Abstract

The mechanisms of hydroperoxide and alcohol formation in polyethylene oxidation are straightforward. They are based mainly on hydrogen abstraction by peroxy radicals and alkoxy radicals, respectively. The difficulties arise on attempting to account for the experimental rates of accumulation of both oxidation products. The formal homogeneous kinetics used in previous work cannot explain the data. Corresponding kinetics including geminate recombination of free radicals seemed to explain hydroperoxide formation and decomposition. More sophisticated calculation shows that this second attempt also does not account for the data. An additional attempt based on such kinetics but taking into account the experimental results showing linear increase for the sum of the concentrations of hydroperoxide and alcohol groups also does not account for the data.

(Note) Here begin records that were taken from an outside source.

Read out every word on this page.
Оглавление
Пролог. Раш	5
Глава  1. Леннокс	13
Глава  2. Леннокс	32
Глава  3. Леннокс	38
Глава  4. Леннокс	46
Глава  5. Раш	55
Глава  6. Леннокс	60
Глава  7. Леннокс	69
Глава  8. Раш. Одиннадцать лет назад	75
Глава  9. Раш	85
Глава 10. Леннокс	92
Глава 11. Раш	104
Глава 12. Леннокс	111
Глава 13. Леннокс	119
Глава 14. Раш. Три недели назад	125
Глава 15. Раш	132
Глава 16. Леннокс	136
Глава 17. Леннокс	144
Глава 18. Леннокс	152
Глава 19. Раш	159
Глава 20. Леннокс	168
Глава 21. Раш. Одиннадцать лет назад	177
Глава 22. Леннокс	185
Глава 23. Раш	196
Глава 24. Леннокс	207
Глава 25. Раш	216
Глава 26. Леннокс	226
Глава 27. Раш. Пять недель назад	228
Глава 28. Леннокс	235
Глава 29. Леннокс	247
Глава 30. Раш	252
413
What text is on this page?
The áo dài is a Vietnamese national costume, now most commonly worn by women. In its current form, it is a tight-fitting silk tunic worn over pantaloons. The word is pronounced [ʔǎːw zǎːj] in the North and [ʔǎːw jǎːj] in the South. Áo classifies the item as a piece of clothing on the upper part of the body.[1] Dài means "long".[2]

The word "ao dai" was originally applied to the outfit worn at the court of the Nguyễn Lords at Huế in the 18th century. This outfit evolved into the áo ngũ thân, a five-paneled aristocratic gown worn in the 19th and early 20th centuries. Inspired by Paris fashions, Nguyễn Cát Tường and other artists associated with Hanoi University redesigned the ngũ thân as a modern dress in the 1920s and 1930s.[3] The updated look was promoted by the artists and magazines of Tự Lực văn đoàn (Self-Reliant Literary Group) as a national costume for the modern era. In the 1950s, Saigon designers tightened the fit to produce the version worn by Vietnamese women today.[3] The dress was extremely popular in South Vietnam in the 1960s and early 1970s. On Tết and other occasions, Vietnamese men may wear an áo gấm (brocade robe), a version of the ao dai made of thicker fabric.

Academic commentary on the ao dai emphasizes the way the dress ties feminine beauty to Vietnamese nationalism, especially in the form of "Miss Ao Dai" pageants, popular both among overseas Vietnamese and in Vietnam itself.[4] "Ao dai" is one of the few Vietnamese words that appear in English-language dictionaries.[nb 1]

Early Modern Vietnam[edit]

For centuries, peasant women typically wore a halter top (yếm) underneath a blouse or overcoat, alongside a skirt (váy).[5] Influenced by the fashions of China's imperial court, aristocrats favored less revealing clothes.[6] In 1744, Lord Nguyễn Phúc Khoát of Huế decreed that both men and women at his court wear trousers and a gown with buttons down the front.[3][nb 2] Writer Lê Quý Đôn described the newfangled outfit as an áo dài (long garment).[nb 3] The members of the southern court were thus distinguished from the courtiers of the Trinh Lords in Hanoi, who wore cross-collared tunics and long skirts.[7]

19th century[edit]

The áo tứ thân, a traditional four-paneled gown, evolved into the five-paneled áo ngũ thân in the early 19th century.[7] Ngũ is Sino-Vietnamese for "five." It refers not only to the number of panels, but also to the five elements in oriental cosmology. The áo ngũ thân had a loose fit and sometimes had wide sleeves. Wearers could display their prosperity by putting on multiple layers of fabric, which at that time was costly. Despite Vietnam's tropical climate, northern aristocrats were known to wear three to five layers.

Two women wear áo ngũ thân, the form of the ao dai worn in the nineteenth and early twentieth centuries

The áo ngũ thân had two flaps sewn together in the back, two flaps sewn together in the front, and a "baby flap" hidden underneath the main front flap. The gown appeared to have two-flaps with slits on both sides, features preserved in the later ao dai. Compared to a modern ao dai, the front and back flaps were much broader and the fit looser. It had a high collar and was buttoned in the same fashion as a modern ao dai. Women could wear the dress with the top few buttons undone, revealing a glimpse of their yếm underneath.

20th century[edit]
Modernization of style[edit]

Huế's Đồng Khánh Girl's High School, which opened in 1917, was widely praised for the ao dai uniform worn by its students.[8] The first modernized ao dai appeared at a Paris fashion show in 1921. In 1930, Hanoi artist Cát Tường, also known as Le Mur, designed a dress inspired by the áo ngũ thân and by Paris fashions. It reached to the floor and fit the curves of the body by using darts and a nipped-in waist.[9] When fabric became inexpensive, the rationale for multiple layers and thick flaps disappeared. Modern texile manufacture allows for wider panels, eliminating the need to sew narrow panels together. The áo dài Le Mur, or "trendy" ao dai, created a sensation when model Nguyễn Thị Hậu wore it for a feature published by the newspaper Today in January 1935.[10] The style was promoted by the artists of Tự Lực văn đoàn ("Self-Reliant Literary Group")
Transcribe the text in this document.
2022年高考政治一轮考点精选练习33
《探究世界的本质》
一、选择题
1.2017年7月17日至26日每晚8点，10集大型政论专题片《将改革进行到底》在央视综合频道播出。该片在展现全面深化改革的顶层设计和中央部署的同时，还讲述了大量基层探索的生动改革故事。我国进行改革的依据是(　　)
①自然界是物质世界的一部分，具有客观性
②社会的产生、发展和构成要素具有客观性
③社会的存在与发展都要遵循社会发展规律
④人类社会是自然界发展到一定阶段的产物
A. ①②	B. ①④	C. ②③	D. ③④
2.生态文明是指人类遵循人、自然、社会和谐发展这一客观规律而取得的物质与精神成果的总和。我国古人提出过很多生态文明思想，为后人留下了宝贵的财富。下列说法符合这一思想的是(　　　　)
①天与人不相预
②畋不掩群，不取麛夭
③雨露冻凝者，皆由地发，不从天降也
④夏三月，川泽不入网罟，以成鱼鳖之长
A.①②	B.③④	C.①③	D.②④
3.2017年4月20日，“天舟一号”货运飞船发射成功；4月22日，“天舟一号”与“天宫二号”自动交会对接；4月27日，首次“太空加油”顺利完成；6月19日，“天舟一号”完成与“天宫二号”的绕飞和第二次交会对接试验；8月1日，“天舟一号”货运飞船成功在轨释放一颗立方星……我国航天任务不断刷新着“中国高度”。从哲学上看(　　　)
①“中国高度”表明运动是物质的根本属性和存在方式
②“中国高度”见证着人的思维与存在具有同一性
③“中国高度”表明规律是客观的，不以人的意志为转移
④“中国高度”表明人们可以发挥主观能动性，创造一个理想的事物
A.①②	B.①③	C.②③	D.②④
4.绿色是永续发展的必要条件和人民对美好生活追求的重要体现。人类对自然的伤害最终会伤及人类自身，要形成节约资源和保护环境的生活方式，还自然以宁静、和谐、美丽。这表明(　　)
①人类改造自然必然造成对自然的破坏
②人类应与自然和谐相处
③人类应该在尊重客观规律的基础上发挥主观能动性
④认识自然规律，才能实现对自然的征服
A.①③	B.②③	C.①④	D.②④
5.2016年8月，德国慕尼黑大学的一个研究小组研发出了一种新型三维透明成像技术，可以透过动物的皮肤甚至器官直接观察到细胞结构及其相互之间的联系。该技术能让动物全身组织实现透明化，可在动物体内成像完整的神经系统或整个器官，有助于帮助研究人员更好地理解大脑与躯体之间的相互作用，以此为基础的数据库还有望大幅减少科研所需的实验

Thus, true homogeneous kinetics or pseudo-homogeneous kinetics taking into account geminate recombination of free radicals does not allow understanding of the data generated on processing polyethylene in air. The difficulties encountered seem to be of a more fundamental nature than expected initially. It looks as if models based on homogeneous kinetics could not account for the experimental kinetics of hydroperoxide and alcohol formation in molten polymers such as polyethylene. It seems necessary to take into account the non-homogeneous formation of oxidation products in polyethylene melts.